Als hoofdregel geldt: “afspraak is afspraak”. In bijzondere gevallen kan een bedrijf hier onderuit proberen te komen. De vaste prijs kan in specifieke situaties tussentijds worden aangepast wegens “onvoorziene omstandigheden”. Inmiddels zijn er al een aantal uitspraken gedaan over deze situaties tijdens de coronacrisis.
Onvoorziene omstandigheden zijn omstandigheden die niet bij het sluiten van de overeenkomst voorzien zijn of voorzien hadden kunnen worden. Deze omstandigheden zijn zodanig zwaar dat ongewijzigde instandhouding van de overeenkomst door de andere partij 'naar maatstaven van redelijkheid en billijkheid' niet mag worden verwacht.
Vanwege het uitgangspunt “afspraak is afspraak” zal een beroep op onvoorziene omstandigheden niet snel slagen. De wet stelt een aantal voorwaarden, wil een beroep op onvoorziene omstandigheden slagen. Daarnaast kan het ook zo zijn dat het risico van de prijsstijging als ondernemingsrisico wordt aangemerkt. Daarbij geldt wel dat het in bepaalde gevallen niet redelijk is om te verwachten dat de overeenkomst in stand blijft. Denk bijvoorbeeld aan de situatie dat een leverancier failliet dreigt te gaan of dat geen rendabele exploitatie meer mogelijk is als wordt geleverd tegen de afgesproken prijzen. Als het beroep op onvoorziene omstandigheden wél slaagt, kan de overeenkomst worden gewijzigd of ontbonden.

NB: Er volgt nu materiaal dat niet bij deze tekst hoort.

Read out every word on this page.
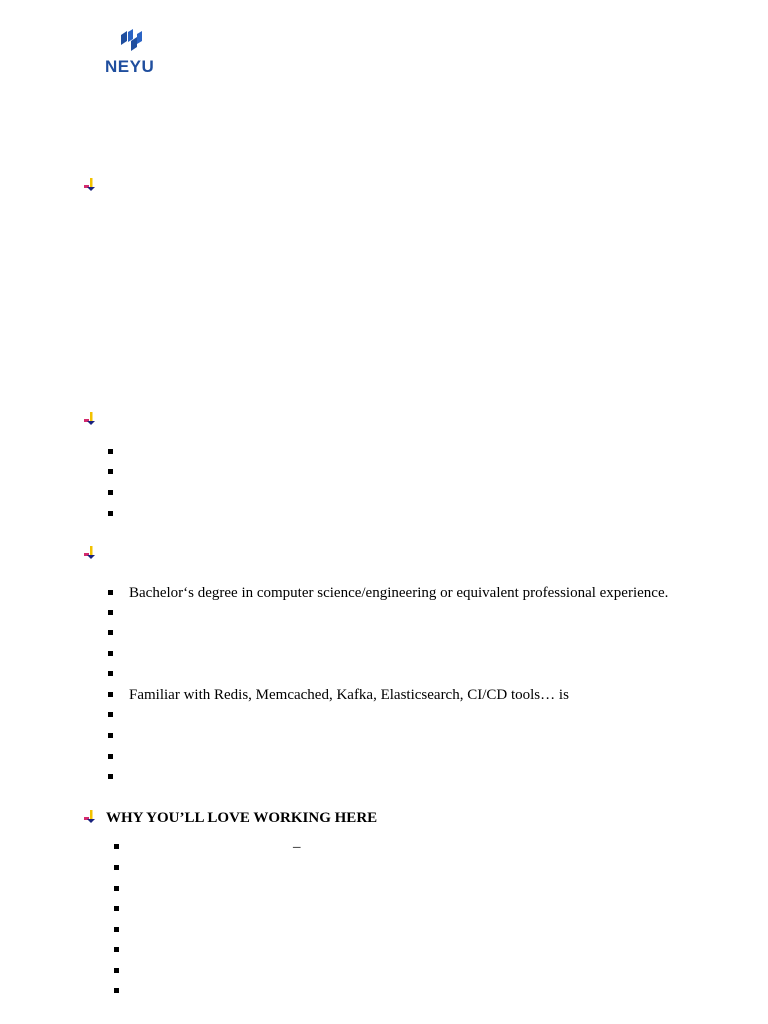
NEYU
Bachelor‘s degree in computer science/engineering or equivalent professional experience.
Familiar with Redis, Memcached, Kafka, Elasticsearch, CI/CD tools… is
WHY YOU’LL LOVE WORKING HERE
–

In sommige zaken slaagt een beroep op onvoorziene omstandigheden wel. In een kort geding bij de rechtbank Rotterdam in november 2021 verzocht pluimveebedrijf Plukon nakoming van de overeenkomst die zij had gesloten met energiebedrijf Nippon CO2. Partijen hadden een overeenkomst voor de levering van verschillende gassen voor een periode van vijf jaar. Zij hadden een vastgestelde gas- en elektriciteitsprijs afgesproken. Daar wilde Plukon haar leverancier aan houden.
Nippon CO2 voert aan dat de energiemarkt is geëxplodeerd en dat de gas- en elektriciteitsprijzen dusdanig zijn gestegen, waardoor Nippon CO2 zich genoodzaakt zag een tijdelijke energietoeslag toe te passen. Nippon CO2 heeft daarom een beroep gedaan op onvoorziene omstandigheden.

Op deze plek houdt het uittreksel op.